I'am looking for some "stable" method to convert DOCX file from MS WORD into PDF. Since now I have used OpenOffice installed as listener but it often hangs. The problem is that we have situations when many users want to convert SXW,DOCX files into PDF at the same time. Is there some other possibility? I tryed with examples from this site: https://angelozerr.wordpress.com/2012/12/06/how-to-convert-docxodt-to-pdfhtml-with-java/ but the output result is not good (converted documents have errors and layout is quite modified).
here is "source" docx document:
here is document converted with docx4j with some exception text inside document. Also the text in upper right corner is missing.
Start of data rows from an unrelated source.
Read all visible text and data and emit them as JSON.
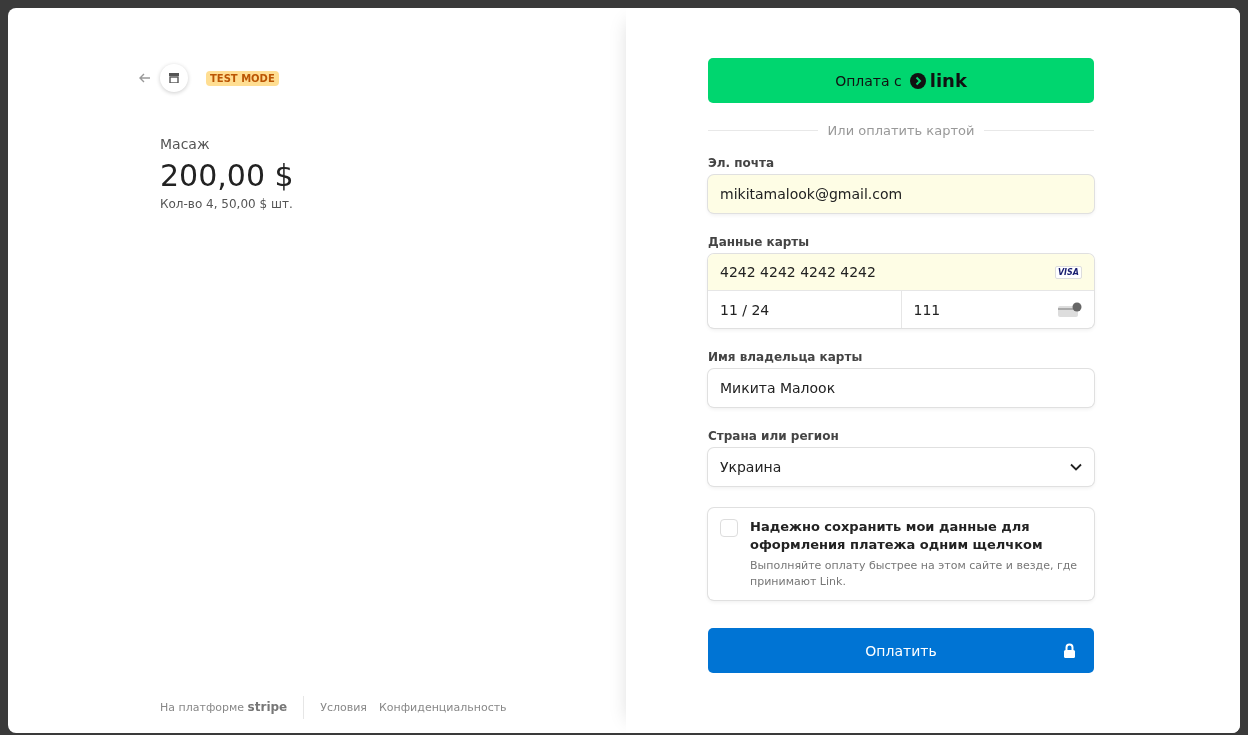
{
  "header": {
    "badge": "TEST MODE"
  },
  "product": {
    "name": "Масаж",
    "price": "200,00 $",
    "quantity": "Кол-во 4, 50,00 $ шт."
  },
  "footer": {
    "powered_by": "На платформе",
    "brand": "stripe",
    "links": [
      "Условия",
      "Конфиденциальность"
    ]
  },
  "link_button": {
    "label": "Оплата с",
    "brand": "link"
  },
  "divider": "Или оплатить картой",
  "email": {
    "label": "Эл. почта",
    "value": "mikitamalook@gmail.com"
  },
  "card": {
    "label": "Данные карты",
    "number": "4242 4242 4242 4242",
    "brand": "VISA",
    "expiry": "11 / 24",
    "cvc": "111"
  },
  "cardholder": {
    "label": "Имя владельца карты",
    "value": "Микита Малоок"
  },
  "country": {
    "label": "Страна или регион",
    "value": "Украина"
  },
  "save_info": {
    "checked": false,
    "title": "Надежно сохранить мои данные для оформления платежа одним щелчком",
    "description": "Выполняйте оплату быстрее на этом сайте и везде, где принимают Link."
  },
  "pay_button": {
    "label": "Оплатить"
  }
}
this one is PDF created with OpenOffice as converter from docx to pdf. Some text is missing "upper right corner"
Is there some other option to convert docx into pdf with Java?
There are lot of methods to do conversion One of the used method is using POI and DOCX4j
InputStream is = new FileInputStream(new File("your Docx PAth"));
WordprocessingMLPackage wordMLPackage = WordprocessingMLPackage
.load(is);
List sections = wordMLPackage.getDocumentModel().getSections();
for (int i = 0; i < sections.size(); i++) {
wordMLPackage.getDocumentModel().getSections().get(i)
.getPageDimensions();
}
Mapper fontMapper = new IdentityPlusMapper();
PhysicalFont font = PhysicalFonts.getPhysicalFonts().get(
"Comic Sans MS");//set your desired font
fontMapper.getFontMappings().put("Algerian", font);
wordMLPackage.setFontMapper(fontMapper);
PdfSettings pdfSettings = new PdfSettings();
org.docx4j.convert.out.pdf.PdfConversion conversion = new org.docx4j.convert.out.pdf.viaXSLFO.Conversion(
wordMLPackage);
//To turn off logger
List<Logger> loggers = Collections.<Logger> list(LogManager
.getCurrentLoggers());
loggers.add(LogManager.getRootLogger());
for (Logger logger : loggers) {
logger.setLevel(Level.OFF);
}
OutputStream out = new FileOutputStream(new File("Your OutPut PDF path"));
conversion.output(out, pdfSettings);
System.out.println("DONE!!");
This works perfect and even tried on multiple DOCX files.